Monday, December 03, 2012

Style & Image, Some Exercises

For those who want to work consciously on their style, here are three simple exercises worth trying. I recommend doing them one paragraph at a time, either alone or with a partner (with a partner is best). They are inspired in part by Borges's reminder, in "A Note on (toward) Bernard Shaw", that "a book is more than a verbal structure or series of verbal structures; it is the dialog it establishes with its reader and the intonation it imposes upon his voice and the changing and durable images it leaves in his memory." What here goes for the book goes also for journal article and for the paragraphs out of which it is made. You are not just building a verbal structure. You are engaging with the reader's imagination. A good style emerges from taking this engagement, this "meeting of minds", seriously.

The first exercise is literally about the "voice" you write with. Any text has what rhetoricians call an "immanent orality", i.e., a natural way of reading it out loud, of performing it. The strong version of this hermeneutic implies that interpreting a text is just a matter of imagining its oral performance. Giving meaning to the words ultimately tells us how to read it out loud. In order to do that exactly right, of course, we have to know what all the words mean. A well-written paragraph is easy to understand and therefore easy to read out loud.

Read your paragraph out loud, carefully and intentionally. Be aware of how the text seems to "want" to be read out loud. If something seems wrong, fix it in the text. If you are working with a partner, give it to them to read. (Don't let them listen to you first.) Now, see if they read it the same way you did, the same way you imagined it should be read.
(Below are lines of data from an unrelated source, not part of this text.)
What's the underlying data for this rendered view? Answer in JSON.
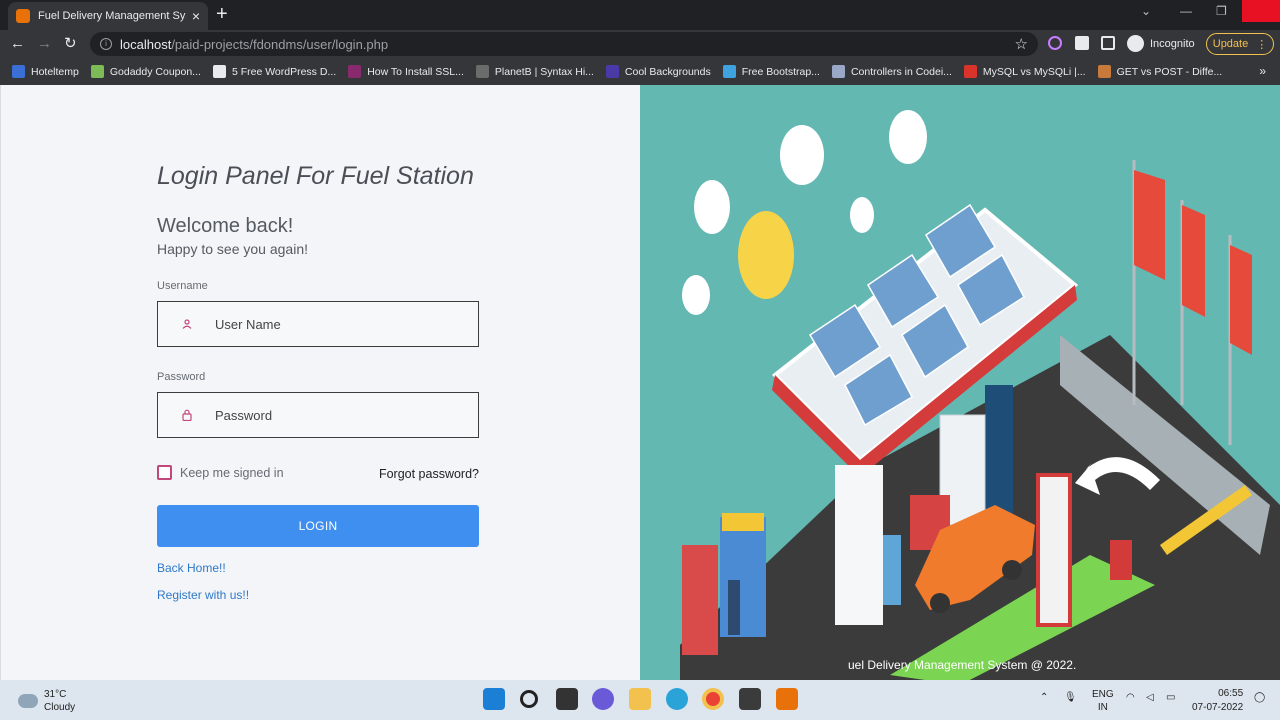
{
  "browser": {
    "tab_title": "Fuel Delivery Management Syste",
    "url_host": "localhost",
    "url_path": "/paid-projects/fdondms/user/login.php",
    "incognito_label": "Incognito",
    "update_label": "Update",
    "bookmarks": [
      {
        "label": "Hoteltemp",
        "color": "#3b6fd6"
      },
      {
        "label": "Godaddy Coupon...",
        "color": "#7dbb57"
      },
      {
        "label": "5 Free WordPress D...",
        "color": "#e8eaed"
      },
      {
        "label": "How To Install SSL...",
        "color": "#8a2a6e"
      },
      {
        "label": "PlanetB | Syntax Hi...",
        "color": "#6b6b6b"
      },
      {
        "label": "Cool Backgrounds",
        "color": "#4a3aa8"
      },
      {
        "label": "Free Bootstrap...",
        "color": "#3fa3e0"
      },
      {
        "label": "Controllers in Codei...",
        "color": "#9aa8c8"
      },
      {
        "label": "MySQL vs MySQLi |...",
        "color": "#d9342b"
      },
      {
        "label": "GET vs POST - Diffe...",
        "color": "#c77a3a"
      }
    ]
  },
  "login": {
    "panel_title": "Login Panel For Fuel Station",
    "welcome": "Welcome back!",
    "subtitle": "Happy to see you again!",
    "username_label": "Username",
    "username_placeholder": "User Name",
    "password_label": "Password",
    "password_placeholder": "Password",
    "remember_label": "Keep me signed in",
    "forgot_label": "Forgot password?",
    "login_button": "LOGIN",
    "back_home": "Back Home!!",
    "register": "Register with us!!"
  },
  "footer": {
    "text": "uel Delivery Management System @ 2022."
  },
  "taskbar": {
    "temperature": "31°C",
    "weather": "Cloudy",
    "lang_top": "ENG",
    "lang_bottom": "IN",
    "time": "06:55",
    "date": "07-07-2022"
  },
  "colors": {
    "accent": "#3f8ff0",
    "illustration_bg": "#64b8b2",
    "checkbox_border": "#c2477b"
  }
}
The second exercise is about those "changing and durable images" or, to return to Wittgenstein's remark from last week, the pictures we make of the facts. Since most paragraphs will state a fact (because they make a claim, i.e., they assert something to be the case), we can ask: What does the picture of that fact look like?

Draw the picture of that fact. Sometimes you will simply sketch a scene, or a series of comic book frames. You might draw an organizational chart or a process diagram. Or you might need to do something more abstract. But decide on a reasonably limited set of expressive resources. (Work in black and white. Stick figures. Etc.) Now, get your partner to draw a picture of the fact based only on their reading of your paragraph. Comparing the results will give you a sense of whether your writing is making the right visual impression on the mind of the reader.

The third exercise is similar to the second but assumes that sometimes a paragraph will not so much assert a fact as enjoin an act.

Imagine the action or set of actions, individual or collective, physical or social, that your paragraph proposes. These may be presented as a "to do list" or as a diagram or picture of what is to be done (like Ikea instructions). Here again, compare your image of the relevant action with the image your paragraph conjures up in the mind of your partner.

Readers differ. Some have very visual imaginations, others more acoustic ones. But a text that does not give the imagination anything very definite to work with is not likely to be understood. It may be a verbally imposing structure. But it will not have real style.